Thursday, October 8, 2009

WPF MVVM pattern

MVVM1 I’m using the WPF Model-View-ViewModel(MVVM) pattern in one of my projects. I will tell a few words about the implementation.

The first step is to create an entity class, the Model. This class stores only data. To support binding and data validation in WPF, it also implements the IDataErrorInfo interface. Entity classes can be generated by object-relational mapping (ORM) tools like NHibernate or Microsoft Entity Framework. Or you can implement them yourself using e.g. Active Record, Data Mapper, Row Data Gateway, or Table Data Gateway patterns. The entity class don’t have to implement INotifyPropertyChanged interface, this functionality will be provided by the ViewModel.

Next you create the ViewModel. This class will be the link between the Model and the View – between the data and the user interface elements. It will store and update the Model data, and it will transform the data to be displayed on the user interface. ViewModel has the same properties as the Model (or a subset of it). ViewModel can provide calculated fields to be displayed as well. All properties signal their change, so ViewModel implements INotifyProperyChanged interface and fires the appropriate event in case of property value change.
ViewModel can react on commands. It can save its content into the database (using ORM functionality or something like that. ) While you should implement every single commands if you implemented ICommand on its own, you can introduce the RelayCommand class.

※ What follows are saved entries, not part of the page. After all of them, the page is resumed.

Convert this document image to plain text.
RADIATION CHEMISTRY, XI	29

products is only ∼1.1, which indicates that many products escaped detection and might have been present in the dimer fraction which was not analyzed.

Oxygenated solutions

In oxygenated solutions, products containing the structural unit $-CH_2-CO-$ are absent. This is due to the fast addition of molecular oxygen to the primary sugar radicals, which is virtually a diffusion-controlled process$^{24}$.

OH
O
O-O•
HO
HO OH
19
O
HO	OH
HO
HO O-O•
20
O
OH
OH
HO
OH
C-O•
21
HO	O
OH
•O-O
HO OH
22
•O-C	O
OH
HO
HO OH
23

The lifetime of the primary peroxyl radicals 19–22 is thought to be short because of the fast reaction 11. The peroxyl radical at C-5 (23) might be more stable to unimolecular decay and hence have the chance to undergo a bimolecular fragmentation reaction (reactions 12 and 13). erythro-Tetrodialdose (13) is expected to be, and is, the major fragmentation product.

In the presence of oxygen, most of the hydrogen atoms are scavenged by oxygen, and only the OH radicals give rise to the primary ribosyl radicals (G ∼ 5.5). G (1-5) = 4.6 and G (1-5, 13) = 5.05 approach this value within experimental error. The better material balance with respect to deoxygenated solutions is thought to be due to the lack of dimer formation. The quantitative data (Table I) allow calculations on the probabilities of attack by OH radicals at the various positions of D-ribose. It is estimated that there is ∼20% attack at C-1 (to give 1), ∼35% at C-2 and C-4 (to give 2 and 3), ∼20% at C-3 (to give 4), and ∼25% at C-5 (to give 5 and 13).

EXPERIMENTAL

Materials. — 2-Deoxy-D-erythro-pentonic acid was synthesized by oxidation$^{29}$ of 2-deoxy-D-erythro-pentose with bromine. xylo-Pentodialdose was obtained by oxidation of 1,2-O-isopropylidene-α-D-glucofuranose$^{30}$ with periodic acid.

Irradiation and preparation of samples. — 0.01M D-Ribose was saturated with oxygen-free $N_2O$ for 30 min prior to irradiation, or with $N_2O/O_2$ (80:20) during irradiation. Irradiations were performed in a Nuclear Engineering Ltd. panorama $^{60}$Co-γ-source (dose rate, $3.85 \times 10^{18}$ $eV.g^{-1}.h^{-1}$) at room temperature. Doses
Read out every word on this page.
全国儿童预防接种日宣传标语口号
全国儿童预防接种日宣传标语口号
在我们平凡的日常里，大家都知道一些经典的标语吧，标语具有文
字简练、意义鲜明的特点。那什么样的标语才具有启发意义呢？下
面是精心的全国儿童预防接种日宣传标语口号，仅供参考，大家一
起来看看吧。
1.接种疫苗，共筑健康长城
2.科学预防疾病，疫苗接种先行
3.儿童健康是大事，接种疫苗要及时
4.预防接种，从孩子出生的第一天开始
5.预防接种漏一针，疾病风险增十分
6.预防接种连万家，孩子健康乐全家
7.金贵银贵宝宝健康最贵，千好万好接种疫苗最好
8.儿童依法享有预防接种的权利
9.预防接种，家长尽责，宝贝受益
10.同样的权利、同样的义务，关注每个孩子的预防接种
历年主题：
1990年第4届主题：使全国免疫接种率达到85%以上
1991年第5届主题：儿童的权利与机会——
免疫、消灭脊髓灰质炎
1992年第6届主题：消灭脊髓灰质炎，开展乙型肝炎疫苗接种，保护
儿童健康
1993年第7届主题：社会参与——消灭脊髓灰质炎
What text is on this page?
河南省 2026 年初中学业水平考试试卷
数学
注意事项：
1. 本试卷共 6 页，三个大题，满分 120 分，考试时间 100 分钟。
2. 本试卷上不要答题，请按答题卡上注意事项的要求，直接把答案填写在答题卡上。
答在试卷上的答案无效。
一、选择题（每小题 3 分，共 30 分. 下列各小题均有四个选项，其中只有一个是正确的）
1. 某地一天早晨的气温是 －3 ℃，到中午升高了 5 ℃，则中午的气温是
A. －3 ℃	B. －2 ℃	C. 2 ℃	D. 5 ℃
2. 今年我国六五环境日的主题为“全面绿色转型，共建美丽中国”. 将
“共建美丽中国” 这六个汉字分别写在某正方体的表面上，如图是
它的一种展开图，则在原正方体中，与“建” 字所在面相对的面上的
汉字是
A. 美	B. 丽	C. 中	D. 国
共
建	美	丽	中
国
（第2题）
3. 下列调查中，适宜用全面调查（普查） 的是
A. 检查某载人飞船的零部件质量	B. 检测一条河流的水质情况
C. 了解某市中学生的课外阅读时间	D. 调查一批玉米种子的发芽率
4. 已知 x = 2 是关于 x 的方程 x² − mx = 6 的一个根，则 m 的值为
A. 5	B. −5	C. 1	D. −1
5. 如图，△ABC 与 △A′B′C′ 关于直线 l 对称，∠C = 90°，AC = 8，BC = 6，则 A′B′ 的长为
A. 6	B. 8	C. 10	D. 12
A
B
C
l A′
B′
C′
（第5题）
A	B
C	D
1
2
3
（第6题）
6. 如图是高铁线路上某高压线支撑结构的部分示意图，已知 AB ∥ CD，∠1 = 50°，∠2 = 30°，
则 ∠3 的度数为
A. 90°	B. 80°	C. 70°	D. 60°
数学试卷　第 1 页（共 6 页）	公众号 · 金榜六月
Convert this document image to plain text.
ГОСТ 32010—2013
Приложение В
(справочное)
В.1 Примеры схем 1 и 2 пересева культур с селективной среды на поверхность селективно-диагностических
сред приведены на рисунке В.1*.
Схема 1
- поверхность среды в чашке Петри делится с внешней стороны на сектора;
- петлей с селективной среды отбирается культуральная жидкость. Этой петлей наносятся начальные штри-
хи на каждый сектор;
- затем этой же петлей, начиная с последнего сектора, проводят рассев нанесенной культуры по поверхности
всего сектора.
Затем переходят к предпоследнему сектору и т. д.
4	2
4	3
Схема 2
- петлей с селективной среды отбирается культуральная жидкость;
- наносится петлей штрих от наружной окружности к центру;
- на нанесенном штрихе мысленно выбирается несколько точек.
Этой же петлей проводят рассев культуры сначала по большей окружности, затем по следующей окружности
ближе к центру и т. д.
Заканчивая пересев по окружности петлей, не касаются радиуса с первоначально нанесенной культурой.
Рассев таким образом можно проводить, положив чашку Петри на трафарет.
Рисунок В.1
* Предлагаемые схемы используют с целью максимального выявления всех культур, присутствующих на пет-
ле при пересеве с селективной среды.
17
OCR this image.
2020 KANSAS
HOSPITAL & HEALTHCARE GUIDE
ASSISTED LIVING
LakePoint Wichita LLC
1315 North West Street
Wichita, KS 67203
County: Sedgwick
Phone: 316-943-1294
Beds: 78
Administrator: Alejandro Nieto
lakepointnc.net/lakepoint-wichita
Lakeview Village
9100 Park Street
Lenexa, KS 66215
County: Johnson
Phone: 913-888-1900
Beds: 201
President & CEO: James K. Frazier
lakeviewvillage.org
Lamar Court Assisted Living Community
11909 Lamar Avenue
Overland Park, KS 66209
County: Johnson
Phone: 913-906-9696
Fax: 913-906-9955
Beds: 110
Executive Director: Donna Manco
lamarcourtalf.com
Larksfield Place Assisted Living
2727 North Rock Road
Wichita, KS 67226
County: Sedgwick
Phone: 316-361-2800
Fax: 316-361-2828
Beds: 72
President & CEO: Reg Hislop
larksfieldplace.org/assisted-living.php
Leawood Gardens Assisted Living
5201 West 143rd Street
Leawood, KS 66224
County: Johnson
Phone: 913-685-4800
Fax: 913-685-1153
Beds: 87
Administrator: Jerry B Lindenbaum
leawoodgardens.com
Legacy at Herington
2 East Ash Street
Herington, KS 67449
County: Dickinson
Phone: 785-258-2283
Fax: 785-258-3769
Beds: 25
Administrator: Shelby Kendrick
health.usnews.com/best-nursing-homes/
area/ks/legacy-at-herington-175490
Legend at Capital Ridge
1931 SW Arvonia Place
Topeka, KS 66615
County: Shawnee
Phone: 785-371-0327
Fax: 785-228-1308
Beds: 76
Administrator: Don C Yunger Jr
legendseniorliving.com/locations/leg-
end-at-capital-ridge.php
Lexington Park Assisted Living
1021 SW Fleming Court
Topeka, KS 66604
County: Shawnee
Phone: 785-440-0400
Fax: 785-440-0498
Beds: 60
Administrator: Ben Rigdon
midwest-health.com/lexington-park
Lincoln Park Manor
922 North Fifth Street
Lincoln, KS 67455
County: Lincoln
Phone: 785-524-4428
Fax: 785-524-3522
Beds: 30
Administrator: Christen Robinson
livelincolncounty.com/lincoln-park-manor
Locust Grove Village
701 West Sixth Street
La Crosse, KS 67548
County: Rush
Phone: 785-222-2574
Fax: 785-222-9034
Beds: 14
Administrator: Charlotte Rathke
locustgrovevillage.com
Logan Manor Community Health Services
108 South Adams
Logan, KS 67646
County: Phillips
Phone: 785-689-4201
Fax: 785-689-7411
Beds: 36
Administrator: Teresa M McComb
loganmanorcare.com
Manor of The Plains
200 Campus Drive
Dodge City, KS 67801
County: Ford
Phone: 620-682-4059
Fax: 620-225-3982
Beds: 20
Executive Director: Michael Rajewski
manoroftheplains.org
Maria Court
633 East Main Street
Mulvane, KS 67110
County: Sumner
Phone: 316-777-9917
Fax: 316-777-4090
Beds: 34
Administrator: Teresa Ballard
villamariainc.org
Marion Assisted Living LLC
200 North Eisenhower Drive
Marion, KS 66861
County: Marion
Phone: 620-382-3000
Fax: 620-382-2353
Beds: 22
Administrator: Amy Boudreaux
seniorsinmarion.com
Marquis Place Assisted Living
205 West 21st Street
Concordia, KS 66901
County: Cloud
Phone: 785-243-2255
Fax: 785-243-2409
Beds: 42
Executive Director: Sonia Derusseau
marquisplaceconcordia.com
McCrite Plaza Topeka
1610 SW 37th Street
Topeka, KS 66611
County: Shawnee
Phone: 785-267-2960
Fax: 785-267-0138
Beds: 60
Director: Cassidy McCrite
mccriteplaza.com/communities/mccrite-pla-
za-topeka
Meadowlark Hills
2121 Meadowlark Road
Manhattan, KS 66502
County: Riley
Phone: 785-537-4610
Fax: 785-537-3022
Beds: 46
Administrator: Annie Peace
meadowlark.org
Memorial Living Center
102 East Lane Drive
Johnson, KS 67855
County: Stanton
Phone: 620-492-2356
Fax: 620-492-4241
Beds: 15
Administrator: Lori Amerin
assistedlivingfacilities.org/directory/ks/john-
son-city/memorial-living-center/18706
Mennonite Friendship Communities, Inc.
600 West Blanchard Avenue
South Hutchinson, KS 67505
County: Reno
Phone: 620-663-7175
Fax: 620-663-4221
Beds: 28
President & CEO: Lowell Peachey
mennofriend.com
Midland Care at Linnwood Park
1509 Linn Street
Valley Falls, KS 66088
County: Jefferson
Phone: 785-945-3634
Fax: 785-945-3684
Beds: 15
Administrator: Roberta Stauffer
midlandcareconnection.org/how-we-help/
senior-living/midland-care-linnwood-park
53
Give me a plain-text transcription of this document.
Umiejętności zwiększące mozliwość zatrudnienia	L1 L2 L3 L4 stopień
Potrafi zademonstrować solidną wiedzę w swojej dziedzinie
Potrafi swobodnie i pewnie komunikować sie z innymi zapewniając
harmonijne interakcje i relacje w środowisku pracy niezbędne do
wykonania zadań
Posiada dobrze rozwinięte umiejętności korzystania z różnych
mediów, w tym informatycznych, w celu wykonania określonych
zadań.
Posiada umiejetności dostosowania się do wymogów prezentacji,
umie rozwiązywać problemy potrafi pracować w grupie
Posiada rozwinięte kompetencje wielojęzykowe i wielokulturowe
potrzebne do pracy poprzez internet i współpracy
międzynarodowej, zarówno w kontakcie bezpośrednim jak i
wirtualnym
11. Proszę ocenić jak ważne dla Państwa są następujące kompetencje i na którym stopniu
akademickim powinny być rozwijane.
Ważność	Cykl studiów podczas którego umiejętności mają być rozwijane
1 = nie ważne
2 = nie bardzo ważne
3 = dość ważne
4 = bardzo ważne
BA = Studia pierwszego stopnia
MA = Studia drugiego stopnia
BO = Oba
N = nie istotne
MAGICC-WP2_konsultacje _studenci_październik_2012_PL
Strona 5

   1: public class RelayCommand : ICommand
   2:     {
   3:         readonly Action<object> _execute;
   4:         readonly Predicate<object> _canExecute;
   5:  
   6:         /// <summary>
   7:         /// Creates a new command that can always execute.
   8:         /// </summary>
   9:         /// <param name="execute">The execution logic.</param>
  10:         public RelayCommand(Action<object> execute)
  11:             : this(execute, null)
  12:         {
  13:         }
  14:  
  15:         /// <summary>
  16:         /// Creates a new command.
  17:         /// </summary>
  18:         /// <param name="execute">The execution logic.</param>
  19:         /// <param name="canExecute">The execution status logic.</param>
  20:         public RelayCommand(Action<object> execute, Predicate<object> canExecute)
  21:         {
  22:             if (execute == null)
  23:                 throw new ArgumentNullException("execute");
  24:  
  25:             _execute = execute;
  26:             _canExecute = canExecute;
  27:         }
  28:  
  29:  
  30:         #region ICommand Members
  31:  
  32:         /// <summary>
  33:         /// Defines the method that determines whether the command can execute in its current state.
  34:         /// </summary>
  35:         /// <param name="parameter">Data used by the command.  If the command does not require data to be passed, this object can be set to null.</param>
  36:         /// <returns>
  37:         /// true if this command can be executed; otherwise, false.
  38:         /// </returns>
  39:         [DebuggerStepThrough]
  40:         public bool CanExecute(object parameter)
  41:         {
  42:             return _canExecute == null ? true : _canExecute(parameter);
  43:         }
  44:  
  45:         /// <summary>
  46:         /// Occurs when changes occur that affect whether or not the command should execute.
  47:         /// </summary>
  48:         public event EventHandler CanExecuteChanged
  49:         {
  50:             add { CommandManager.RequerySuggested += value; }
  51:             remove { CommandManager.RequerySuggested -= value; }
  52:         }
  53:  
  54:         /// <summary>
  55:         /// Defines the method to be called when the command is invoked.
  56:         /// </summary>
  57:         /// <param name="parameter">Data used by the command.  If the command does not require data to be passed, this object can be set to null.</param>
  58:         public void Execute(object parameter)
  59:         {
  60:             _execute(parameter);
  61:         }
  62:  
  63:         #endregion
  64:     }

RelayCommand simplifies the ICommand implementation to the following few lines:

public ICommand SaveCommand
{
get
{
if(_saveCommand == null)
{
_saveCommand = new RelayCommand(
param => Save(),
param => CanSave);
}
return _saveCommand;
}
}

View is simply a user interface component, like a DataGrid. You can bind your ViewModel to the view and the view will update itself in case of data modification (or can update data in case of two-way binding). You can bind a control to the command of ViewModel and the control will enable/disable itself if the command behind the control cannot be executed (e.g. you can’t save the data because the model data contains errors).

MVVM pattern is complicated at first sight and you will have to create much more complicated architecture and classes, but it worths to understand and implement.